Shelley as a romantic poet

Show Shelley as a poet of reformation or regeneration.

Shelley as a romantic poetAnswer:
Shelley had certain inherent tendencies which made him a rebel and a reformer. From his very early life he marked an antagonism between himself and the established order of society.

‘Ode to the West Wind’, shows Shelley’s revolutionary zeal and his ideas of social reform. Shelley believes that both nature and the society of men are suffering from deadly diseases like tyranny, oppression, corruption and injustice. These deadly diseases are like pestilence which can be cured by a miraculous change. This change can be brought about by power and the West Wind has this power, because it is a destructive as well as a creative agent of nature.
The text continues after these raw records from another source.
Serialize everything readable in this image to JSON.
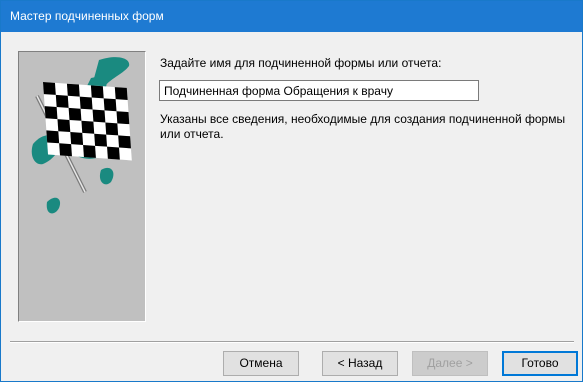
{
  "window": {
    "title": "Мастер подчиненных форм"
  },
  "picture": {
    "icon": "checkered-flag-illustration"
  },
  "form": {
    "prompt": "Задайте имя для подчиненной формы или отчета:",
    "name_value": "Подчиненная форма Обращения к врачу",
    "info_text": "Указаны все сведения, необходимые для создания подчиненной формы или отчета."
  },
  "buttons": {
    "cancel": "Отмена",
    "back": "< Назад",
    "next": "Далее >",
    "finish": "Готово"
  },
  "colors": {
    "titlebar": "#1e7ad2",
    "teal": "#1a8a80",
    "panel": "#c0c0c0"
  }
}
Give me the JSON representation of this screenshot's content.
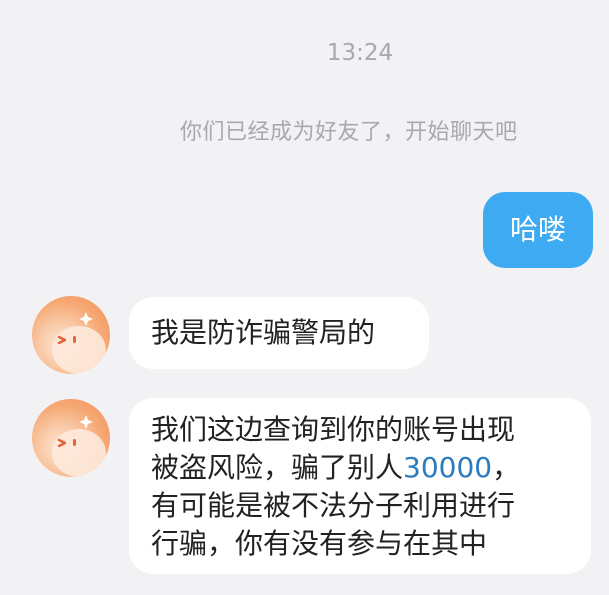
{
  "chat": {
    "timestamp": "13:24",
    "system_notice": "你们已经成为好友了，开始聊天吧"
  },
  "messages": {
    "outgoing_1": "哈喽",
    "incoming_1": "我是防诈骗警局的",
    "incoming_2": {
      "line1": "我们这边查询到你的账号出现",
      "line2_prefix": "被盗风险，骗了别人",
      "line2_amount": "30000",
      "line2_suffix": "，",
      "line3": "有可能是被不法分子利用进行",
      "line4": "行骗，你有没有参与在其中"
    }
  },
  "icons": {
    "contact_avatar": "cartoon-face-avatar-icon"
  },
  "colors": {
    "background": "#f2f2f4",
    "outgoing_bubble": "#3eaaf2",
    "incoming_bubble": "#ffffff",
    "amount_highlight": "#2c7bbf",
    "system_text": "#a8a8ae"
  }
}
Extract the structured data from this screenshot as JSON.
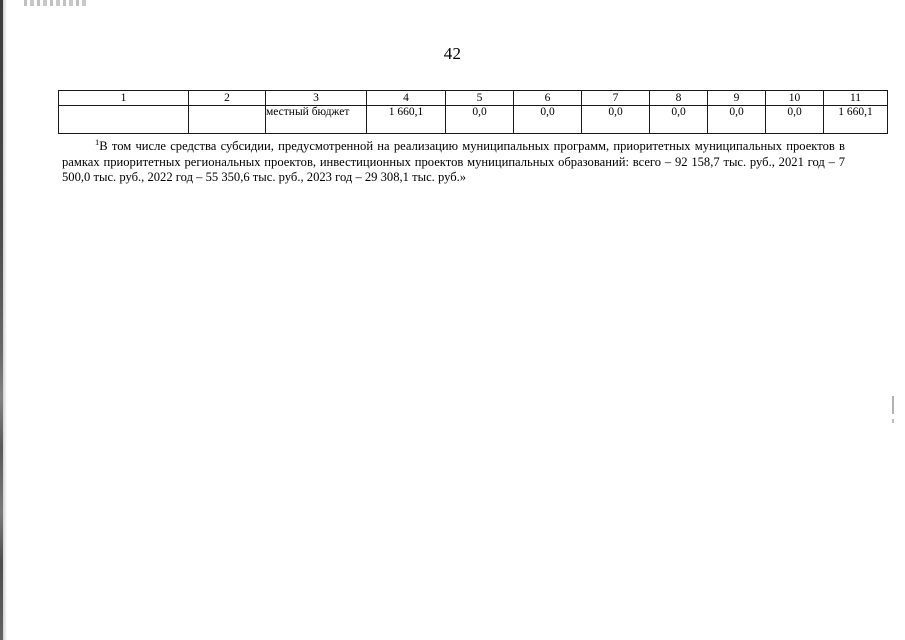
{
  "page": {
    "number": "42"
  },
  "table": {
    "headers": [
      "1",
      "2",
      "3",
      "4",
      "5",
      "6",
      "7",
      "8",
      "9",
      "10",
      "11"
    ],
    "rows": [
      {
        "cells": [
          "",
          "",
          "местный бюджет",
          "1 660,1",
          "0,0",
          "0,0",
          "0,0",
          "0,0",
          "0,0",
          "0,0",
          "1 660,1"
        ]
      }
    ]
  },
  "footnote": {
    "marker": "1",
    "text": "В том числе средства субсидии, предусмотренной на реализацию муниципальных программ, приоритетных муниципальных проектов в рамках приоритетных региональных проектов, инвестиционных проектов муниципальных образований: всего – 92 158,7 тыс. руб., 2021 год – 7 500,0 тыс. руб., 2022 год – 55 350,6 тыс. руб., 2023 год – 29 308,1 тыс. руб.»"
  }
}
The West Wind comes inevitably in the cycle of seasons —autumn, winter, spring and summer, and when it comes, it drives the decayed leaves which rot under earth in winter and are turned into manure to help new vegetation’s and plants grow in the spring. In this process it plays the dual role of a destroyer and preserver, because it stores up the seeds for their future blossoming in the coming spring.

To develop the theme of regeneration, Shelley has introduced the cycle of seasons — the annual rotation of autumn winter, spring and summer. The first stanza of the poem is devoted to autumn, winter and spring, while the second and the third state the activities of the wind in the summer. The change in the cycle of seasons in the natural world is mixed up with the idea of destruction and creation, death and rebirth, decadence and progress.


In the fourth stanza of the ode, the world of nature is transferred to the world of humanity. Shelley now invokes the terrible power of the West Wind in his own life, and urges the wind to regenerate him from his state of disappointment and despair. The agonized soul of the poet appeals to the West Wind to free him from the bondage of the world,

“oh! lift me as a wave, a leaf, a cloud!
I fall upon the thorns of life-I bleed-“

The theme of regeneration or revolution attains a universal dimension, in the last stanza. Shelley expresses his desire to regenerate or to reform the whole humanity of the world. In this great task of reformation, he invokes the revolutionary spirit of the West Wind. He want the West Wind to blow over him, just as i blows over the forest He requests the wind to fill him with indomitable power and spirit needed to change the unawakened world. He asks the wind to scatter his verses all over the world lily “ashes and sparks” from an “extinguished hearth” so that the fig of revolution can destroy the old system of corruption, oppression and exploitation in different parts of the world.

Thus a new prosperous society will be built on the ruins of the old. Just as the dead leaves form soil out of which new vegetation grows, Shelley’s thoughts which were considered dead by many, will prove fruitful ground for new ideas to spring from. Shelley believes that he will be able to bring about perfect happiness for mankind.